Aucun revirement en vue
D'après l'Atlas du logement 2020 de Postbank, les prix de l'immobilier continuent d'augmenter. Plus de 90 % des communes et districts allemands ont enregistré une hausse des prix d'achat. Dans certaines villes et certains
districts, les écarts de prix entre les biens anciens et les logements neufs sont particulièrement marqués. L'Atlas du logement indique également où il est judicieux d'investir dans l'immobilier existant.
Avec une hausse moyenne de 9,3 % (corrigée de l'inflation), les prix en 2019 ont augmenté encore plus fortement que l'année précédente, et ce, non seulement dans les grandes villes, mais aussi dans certaines zones rurales. La demande immobilière dans les zones périurbaines,
ces quartiers périphériques des grandes villes, est également forte.

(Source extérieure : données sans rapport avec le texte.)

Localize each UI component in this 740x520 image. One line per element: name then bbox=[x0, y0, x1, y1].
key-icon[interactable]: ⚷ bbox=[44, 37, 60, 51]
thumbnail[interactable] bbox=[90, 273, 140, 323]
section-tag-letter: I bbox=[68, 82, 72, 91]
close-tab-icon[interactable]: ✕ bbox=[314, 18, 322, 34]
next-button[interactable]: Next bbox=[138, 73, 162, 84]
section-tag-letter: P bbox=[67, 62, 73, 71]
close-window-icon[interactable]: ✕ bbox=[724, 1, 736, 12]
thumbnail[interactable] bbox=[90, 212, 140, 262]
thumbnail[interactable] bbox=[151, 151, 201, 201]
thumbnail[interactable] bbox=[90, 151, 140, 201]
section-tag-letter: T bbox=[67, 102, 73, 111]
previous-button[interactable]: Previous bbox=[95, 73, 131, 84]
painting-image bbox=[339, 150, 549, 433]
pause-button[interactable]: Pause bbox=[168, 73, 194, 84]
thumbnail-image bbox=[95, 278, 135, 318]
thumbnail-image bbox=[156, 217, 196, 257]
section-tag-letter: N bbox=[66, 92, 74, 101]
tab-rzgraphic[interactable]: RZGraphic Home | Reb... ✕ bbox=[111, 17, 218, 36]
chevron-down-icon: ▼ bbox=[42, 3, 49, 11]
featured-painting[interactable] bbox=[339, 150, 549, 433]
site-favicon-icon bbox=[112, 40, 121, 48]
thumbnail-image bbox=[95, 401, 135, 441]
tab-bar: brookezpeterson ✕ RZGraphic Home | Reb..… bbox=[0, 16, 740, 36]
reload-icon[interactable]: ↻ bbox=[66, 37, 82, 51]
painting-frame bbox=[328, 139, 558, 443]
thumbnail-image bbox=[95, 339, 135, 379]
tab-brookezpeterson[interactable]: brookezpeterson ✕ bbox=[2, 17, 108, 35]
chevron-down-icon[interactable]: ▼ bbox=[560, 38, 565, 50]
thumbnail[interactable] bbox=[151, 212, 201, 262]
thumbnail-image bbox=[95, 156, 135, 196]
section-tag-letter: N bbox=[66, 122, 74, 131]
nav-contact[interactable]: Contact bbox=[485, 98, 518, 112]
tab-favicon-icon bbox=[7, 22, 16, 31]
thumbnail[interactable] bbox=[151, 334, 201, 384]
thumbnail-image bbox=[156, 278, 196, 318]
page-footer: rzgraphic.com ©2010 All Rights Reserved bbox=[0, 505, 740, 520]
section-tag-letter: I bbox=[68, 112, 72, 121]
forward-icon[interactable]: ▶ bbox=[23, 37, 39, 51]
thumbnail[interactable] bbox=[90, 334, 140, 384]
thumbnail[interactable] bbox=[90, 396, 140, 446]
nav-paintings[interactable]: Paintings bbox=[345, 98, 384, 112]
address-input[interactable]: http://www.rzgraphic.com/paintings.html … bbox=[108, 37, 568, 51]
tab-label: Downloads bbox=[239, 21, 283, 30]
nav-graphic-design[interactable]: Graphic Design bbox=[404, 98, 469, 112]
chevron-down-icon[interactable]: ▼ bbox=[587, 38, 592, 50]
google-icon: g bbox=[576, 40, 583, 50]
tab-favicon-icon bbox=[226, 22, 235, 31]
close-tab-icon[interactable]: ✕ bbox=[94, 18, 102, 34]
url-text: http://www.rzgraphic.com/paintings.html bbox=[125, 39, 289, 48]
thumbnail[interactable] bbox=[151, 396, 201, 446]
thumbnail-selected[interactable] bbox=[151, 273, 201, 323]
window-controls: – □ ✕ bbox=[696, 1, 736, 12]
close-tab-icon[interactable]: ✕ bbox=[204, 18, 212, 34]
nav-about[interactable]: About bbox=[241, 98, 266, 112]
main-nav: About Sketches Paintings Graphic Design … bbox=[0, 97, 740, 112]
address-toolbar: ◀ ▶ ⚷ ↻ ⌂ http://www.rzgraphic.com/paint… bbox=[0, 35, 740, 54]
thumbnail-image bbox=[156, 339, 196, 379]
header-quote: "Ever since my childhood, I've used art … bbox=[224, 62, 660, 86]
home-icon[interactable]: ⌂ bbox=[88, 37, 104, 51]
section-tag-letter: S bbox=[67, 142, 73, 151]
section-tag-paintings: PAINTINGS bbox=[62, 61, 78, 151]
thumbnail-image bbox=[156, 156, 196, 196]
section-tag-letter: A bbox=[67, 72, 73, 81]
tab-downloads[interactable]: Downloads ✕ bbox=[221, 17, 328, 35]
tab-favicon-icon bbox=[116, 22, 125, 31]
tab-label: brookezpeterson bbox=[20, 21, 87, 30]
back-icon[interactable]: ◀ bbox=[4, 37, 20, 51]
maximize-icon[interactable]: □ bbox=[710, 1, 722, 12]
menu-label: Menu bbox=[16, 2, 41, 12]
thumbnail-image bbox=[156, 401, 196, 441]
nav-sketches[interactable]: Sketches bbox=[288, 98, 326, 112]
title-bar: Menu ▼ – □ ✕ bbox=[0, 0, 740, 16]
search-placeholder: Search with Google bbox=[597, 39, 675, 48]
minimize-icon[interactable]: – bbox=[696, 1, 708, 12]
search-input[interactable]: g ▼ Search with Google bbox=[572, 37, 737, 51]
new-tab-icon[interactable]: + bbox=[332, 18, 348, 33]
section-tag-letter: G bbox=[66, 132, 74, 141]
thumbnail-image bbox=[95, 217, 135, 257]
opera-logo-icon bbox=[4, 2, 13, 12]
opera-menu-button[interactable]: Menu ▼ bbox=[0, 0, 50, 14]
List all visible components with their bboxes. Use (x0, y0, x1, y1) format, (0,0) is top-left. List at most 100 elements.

La hausse des prix se poursuit
« Taux d'intérêt bas, forte demande et offre limitée : tels ont été les principaux facteurs de la hausse des prix sur le marché immobilier en 2019 également. Aucune reprise n'est actuellement en vue dans la plupart des régions d'Allemagne », déclare Eva Grunwald, responsable du département immobilier chez Postbank. En moyenne en Allemagne, un appartement ancien de 70 m² coûte environ 89 400 € de moins qu'un appartement neuf (construit à partir de 2017). L'écart de prix est le plus important à Stuttgart, où les acheteurs de biens anciens économisent près de 166 000 €. La différence est tout aussi marquée à Düsseldorf, suivie de
Francfort-sur-le-Main (plus de 133 000 €), Berlin (près de 110 000 €) et Munich (près de 105 000 €). À Cologne, les acheteurs peuvent espérer économiser environ 100 000 €. L'achat d'un appartement neuf est moins cher à Hambourg, où la différence de prix est d'environ 80 500 €.

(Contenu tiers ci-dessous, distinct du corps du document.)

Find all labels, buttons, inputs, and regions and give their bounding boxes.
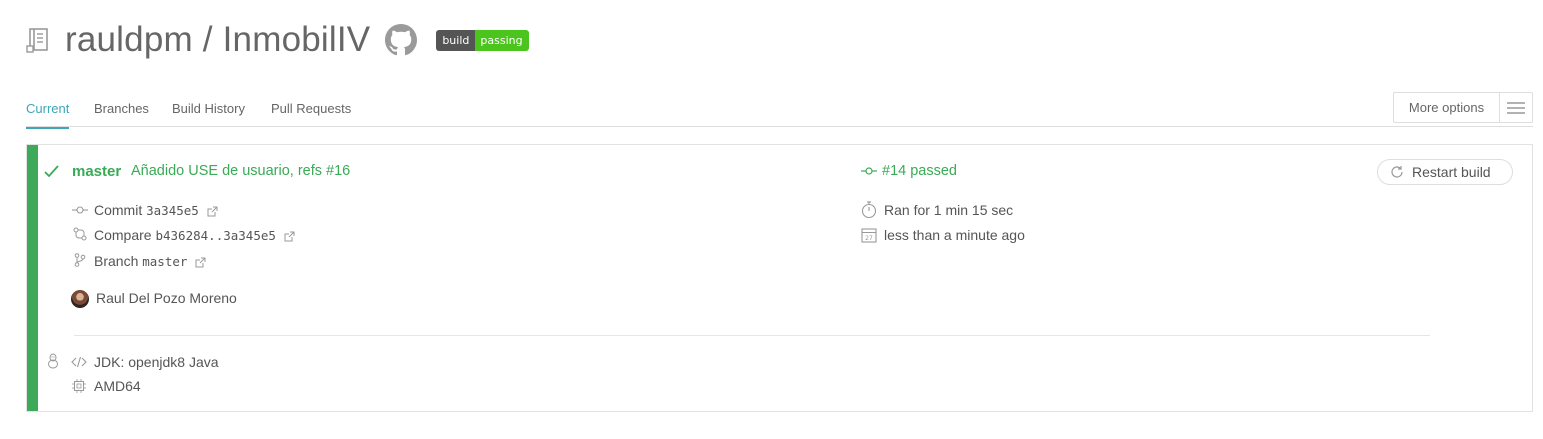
compare-range[interactable]: b436284..3a345e5: [155, 228, 275, 243]
jdk-info: JDK: openjdk8 Java: [94, 354, 219, 370]
branch-icon: [74, 253, 86, 267]
build-status-badge[interactable]: build passing: [436, 29, 529, 51]
tab-branches[interactable]: Branches: [94, 101, 149, 116]
build-card: master Añadido USE de usuario, refs #16 …: [26, 144, 1533, 412]
commit-sha[interactable]: 3a345e5: [146, 203, 199, 218]
commit-row: Commit 3a345e5: [94, 202, 218, 218]
build-branch[interactable]: master: [72, 163, 121, 180]
commit-icon: [861, 166, 877, 176]
badge-label: build: [436, 29, 476, 51]
github-icon[interactable]: [385, 24, 418, 56]
build-status-stripe: [27, 145, 38, 411]
restart-build-button[interactable]: Restart build: [1377, 159, 1513, 185]
restart-icon: [1390, 165, 1404, 179]
card-divider: [74, 335, 1430, 336]
stopwatch-icon: [861, 201, 877, 219]
tab-current[interactable]: Current: [26, 101, 70, 129]
commit-icon: [72, 205, 88, 215]
compare-icon: [73, 227, 87, 241]
build-duration: Ran for 1 min 15 sec: [884, 202, 1014, 218]
tab-build-history[interactable]: Build History: [172, 101, 245, 116]
cpu-icon: [72, 379, 86, 393]
external-link-icon[interactable]: [207, 206, 218, 217]
more-options-button[interactable]: More options: [1394, 93, 1500, 122]
build-finished: less than a minute ago: [884, 227, 1025, 243]
commit-message: Añadido USE de usuario, refs #16: [131, 163, 351, 179]
repo-header: rauldpm / InmobilIV build passing: [26, 20, 529, 60]
repo-tabs: Current Branches Build History Pull Requ…: [26, 91, 1533, 129]
arch-info: AMD64: [94, 378, 141, 394]
calendar-icon: 27: [861, 227, 877, 243]
external-link-icon[interactable]: [195, 257, 206, 268]
branch-row: Branch master: [94, 253, 206, 269]
svg-text:27: 27: [865, 235, 873, 242]
branch-label: Branch: [94, 253, 139, 269]
restart-build-label: Restart build: [1412, 164, 1491, 180]
repo-icon: [26, 26, 50, 54]
repo-title[interactable]: rauldpm / InmobilIV: [65, 20, 370, 60]
build-number[interactable]: #14 passed: [882, 163, 957, 179]
compare-row: Compare b436284..3a345e5: [94, 227, 295, 243]
branch-name[interactable]: master: [142, 254, 187, 269]
tab-pull-requests[interactable]: Pull Requests: [271, 101, 351, 116]
more-options-dropdown[interactable]: More options: [1393, 92, 1533, 123]
hamburger-icon[interactable]: [1500, 93, 1532, 122]
code-icon: [71, 356, 87, 368]
author-name: Raul Del Pozo Moreno: [96, 290, 237, 306]
badge-status: passing: [475, 29, 529, 51]
avatar: [71, 290, 89, 308]
check-icon: [44, 165, 59, 178]
commit-label: Commit: [94, 202, 143, 218]
linux-icon: [47, 353, 59, 369]
compare-label: Compare: [94, 227, 152, 243]
external-link-icon[interactable]: [284, 231, 295, 242]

Le district le plus cher est la Frise du Nord
L'atlas du logement illustre également les disparités de prix entre les régions. Neuf des dix régions les plus chères se situent en Bavière. Le district de Miesbach arrive en tête, suivi de Starnberg, Munich et Fürstenfeldbruck. À Miesbach, le prix du mètre carré dans le segment moyen du neuf est de 9 400 €. Dans cette ville, l'acheteur d'un appartement existant de 70 m² peut ainsi économiser plus de 263 000 €.

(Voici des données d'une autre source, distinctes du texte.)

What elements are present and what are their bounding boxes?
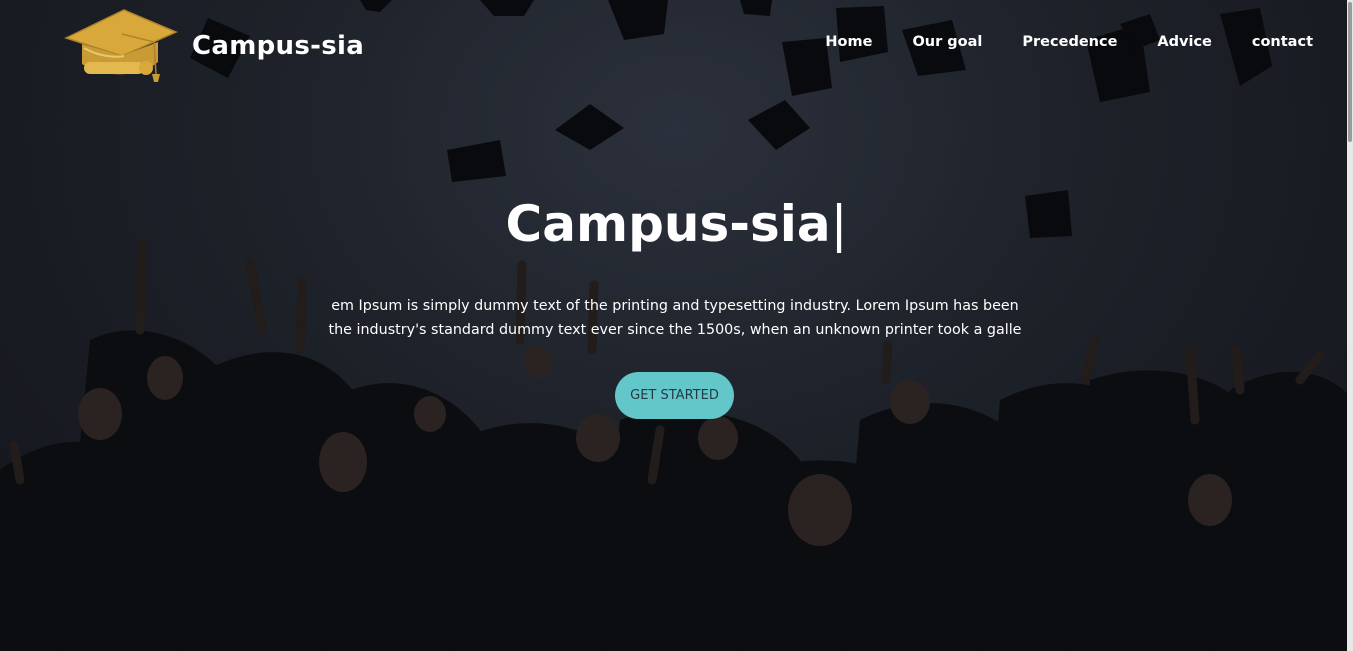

Cependant, la région la plus chère se situe au nord, où les prix le long de la côte ont fortement augmenté : la Frise du Nord, dans le Schleswig-Holstein, avec les îles de Sylt, Föhr et Amrum, arrive en tête avec un prix de 6 450 euros le mètre carré et une augmentation du prix d’achat de plus de 14 %.
Dans trois districts du Brandebourg, les prix de l'immobilier ont connu une hausse disproportionnée, atteignant jusqu'à 48 %, malgré un niveau globalement relativement bas dû à une offre limitée. Le district d'Uckermark a enregistré la plus forte augmentation au niveau national, avec des prix frôlant les 1 700 € le mètre carré.
« Les plus fortes hausses de prix de l’année écoulée ne se trouvent donc pas dans les métropoles et leurs zones périurbaines, mais dans des régions moins densément peuplées où l’offre de biens immobiliers est faible et relativement bon marché », conclut l’atlas du logement.

Munich reste en tête
Munich reste en tête du classement des sept plus grandes métropoles allemandes. Dans la capitale bavaroise, le prix au mètre carré des biens immobiliers existants a de nouveau augmenté de 6,2 % en 2019 par rapport à l'année précédente, dépassant désormais les 8 000 €. Francfort-sur-le-Main se classe deuxième parmi les grandes villes les plus chères, enregistrant les plus fortes hausses de prix. À près de 5 700 € le mètre carré, le prix a augmenté de 11 % par rapport à l'année précédente. À Hambourg, les acheteurs doivent débourser en moyenne 5 054 € le mètre carré. La capitale fédérale, Berlin, devance Stuttgart (4 590 € le mètre carré) avec 4 640 € le mètre carré – soit près de 10 % de plus que l'année précédente – et se hisse ainsi à la quatrième place.
Sources : Atlas du logement de Postbank, en collaboration avec l’Institut d’économie internationale de Hambourg (HWWI). 401 villes et arrondissements ont été examinés pour cette étude.